Die Steiermark nimmt mit mehreren Projekten an der Smart-City-Initiative teil. Das größte davon ist die »Smart-City Graz-Mitte«. Dabei wird ein neuer Stadtteil in einem ehemaligen Industrieviertel in Bahnhofsnähe entstehen, der sowohl in Errichtung als auch im Betrieb mit minimalen Emissionen (Nullemissionsziel) das Auslangen findet. Das Projekt wird von der EU mit 4,5 Millionen Euro unterstützt, die beinahe achtzigfach gehebelt werden. Die tatsächliche Investitionssumme liegt nämlich bei über 350 Millionen Euro. Die Projektbetreiber sind die RLB Steiermark und der Technologiekonzern AVL List. Beide wollen beweisen, dass energieeffiziente innovative Verbauung auch wirtschaftlich Sinn ergibt, solange der Aufwertungsgewinn der Grundstücke ebenfalls investiert wird. Die »Smart-City Graz-Mitte« soll 3.000 Bewohnern aus sämtlichen sozialen Schichten Platz zum Wohnen und Arbeiten bieten. Sie stellt einen innovativen Gegenentwurf zu den wuchernden Speckgürteln am Stadtrand dar, die sich vor allem deshalb so rasch entwickeln, weil dort die Baugrundstücke viel billiger sind als in den Kernzonen der Städte.

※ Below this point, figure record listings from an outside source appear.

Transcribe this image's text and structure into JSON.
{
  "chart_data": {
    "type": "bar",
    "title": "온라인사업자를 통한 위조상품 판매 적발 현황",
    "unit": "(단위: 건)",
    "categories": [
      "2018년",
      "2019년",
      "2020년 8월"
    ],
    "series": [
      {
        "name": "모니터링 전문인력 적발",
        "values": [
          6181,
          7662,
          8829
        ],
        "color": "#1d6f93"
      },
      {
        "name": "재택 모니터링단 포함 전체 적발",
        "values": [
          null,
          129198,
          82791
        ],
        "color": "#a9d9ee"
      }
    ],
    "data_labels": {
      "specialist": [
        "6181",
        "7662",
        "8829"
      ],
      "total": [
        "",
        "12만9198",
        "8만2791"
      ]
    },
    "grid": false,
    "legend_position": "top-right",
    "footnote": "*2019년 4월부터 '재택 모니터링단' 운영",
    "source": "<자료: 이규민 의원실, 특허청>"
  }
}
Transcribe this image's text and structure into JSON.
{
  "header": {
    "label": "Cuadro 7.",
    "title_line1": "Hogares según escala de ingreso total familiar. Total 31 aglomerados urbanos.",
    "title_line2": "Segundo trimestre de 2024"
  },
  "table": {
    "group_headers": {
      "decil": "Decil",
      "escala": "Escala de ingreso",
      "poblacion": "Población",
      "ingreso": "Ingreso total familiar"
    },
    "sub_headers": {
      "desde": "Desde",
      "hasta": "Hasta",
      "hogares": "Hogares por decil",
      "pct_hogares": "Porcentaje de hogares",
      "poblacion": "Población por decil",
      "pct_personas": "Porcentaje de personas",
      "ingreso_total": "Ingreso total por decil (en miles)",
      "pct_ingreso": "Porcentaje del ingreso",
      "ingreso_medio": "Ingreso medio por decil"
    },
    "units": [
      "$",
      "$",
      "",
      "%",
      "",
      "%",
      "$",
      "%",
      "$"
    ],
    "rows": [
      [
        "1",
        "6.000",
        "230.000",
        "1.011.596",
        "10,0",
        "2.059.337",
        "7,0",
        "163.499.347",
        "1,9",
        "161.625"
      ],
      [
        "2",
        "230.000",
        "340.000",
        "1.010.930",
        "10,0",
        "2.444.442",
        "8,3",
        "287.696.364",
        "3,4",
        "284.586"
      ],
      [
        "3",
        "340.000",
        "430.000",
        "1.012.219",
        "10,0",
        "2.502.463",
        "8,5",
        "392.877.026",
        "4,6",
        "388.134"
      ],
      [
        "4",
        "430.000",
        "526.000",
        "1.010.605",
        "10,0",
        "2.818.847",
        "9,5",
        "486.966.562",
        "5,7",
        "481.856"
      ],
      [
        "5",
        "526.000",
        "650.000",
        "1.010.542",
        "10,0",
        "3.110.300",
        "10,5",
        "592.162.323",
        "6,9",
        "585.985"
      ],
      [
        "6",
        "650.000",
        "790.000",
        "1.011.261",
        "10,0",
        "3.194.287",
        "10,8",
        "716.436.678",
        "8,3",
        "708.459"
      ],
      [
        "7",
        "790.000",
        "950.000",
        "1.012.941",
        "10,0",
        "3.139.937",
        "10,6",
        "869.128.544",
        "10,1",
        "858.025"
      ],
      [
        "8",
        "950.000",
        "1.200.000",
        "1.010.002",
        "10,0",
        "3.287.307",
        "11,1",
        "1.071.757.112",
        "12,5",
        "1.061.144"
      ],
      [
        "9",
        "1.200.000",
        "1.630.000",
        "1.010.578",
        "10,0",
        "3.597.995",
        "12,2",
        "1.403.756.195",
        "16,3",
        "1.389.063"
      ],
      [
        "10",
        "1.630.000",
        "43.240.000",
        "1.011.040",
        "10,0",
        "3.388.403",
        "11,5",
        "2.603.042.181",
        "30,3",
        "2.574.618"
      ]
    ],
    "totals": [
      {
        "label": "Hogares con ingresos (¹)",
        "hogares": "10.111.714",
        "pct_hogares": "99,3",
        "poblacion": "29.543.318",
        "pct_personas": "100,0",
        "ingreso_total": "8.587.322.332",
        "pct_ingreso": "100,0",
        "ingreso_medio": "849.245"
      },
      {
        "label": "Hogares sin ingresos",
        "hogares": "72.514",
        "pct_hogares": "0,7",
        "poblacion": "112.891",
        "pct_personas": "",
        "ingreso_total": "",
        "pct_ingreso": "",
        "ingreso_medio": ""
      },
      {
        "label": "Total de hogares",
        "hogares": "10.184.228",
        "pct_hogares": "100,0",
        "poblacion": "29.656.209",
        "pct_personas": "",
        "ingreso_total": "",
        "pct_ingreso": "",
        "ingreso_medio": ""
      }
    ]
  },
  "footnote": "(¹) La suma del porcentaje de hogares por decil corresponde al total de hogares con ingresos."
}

Mit den Erfordernissen der Speckgürtel beschäftigt sich das Smart-City-Projekt »I-Energy« der »Energieregion Weiz Gleisdorf«. Aufstrebende Umlandregionen haben ja vor allem mit besonderen Herausforderungen im Bereich der Raumordnung und einem ständigen Hinterherhinken der Infrastruktur zu kämpfen. Um eine nachhaltige Entwicklung der 18 Gemeinden in der Energieregion sicherzustellen, wurde ein »Nullemissionsszenario« für das Jahr 2050 entwickelt, welches die Systeme für Wirtschaft, Verkehr und Energie sowie die erforderliche Änderung der Verhaltens- und Lebensweisen der Menschen selbst umfasst. Diese Energievision soll nun Schritt für Schritt umgesetzt werden, wobei erste Nullemissionswohnbauprojekte bereits verwirklicht wurden.
Ohne Bürger keine Ökologisierung
Bei sämtlichen »Smartcity-Projekten« wurde inzwischen klar, dass die Stadt der Zukunft den öffentlichen Raum völlig neu ordnen muss. Als unabdingbar erscheint in diesem Zusammenhang eine massive Einschränkung des Individualverkehrs. Dass das funktionieren kann, zeigen Städte wie London oder Kopenhagen erfolgreich auf.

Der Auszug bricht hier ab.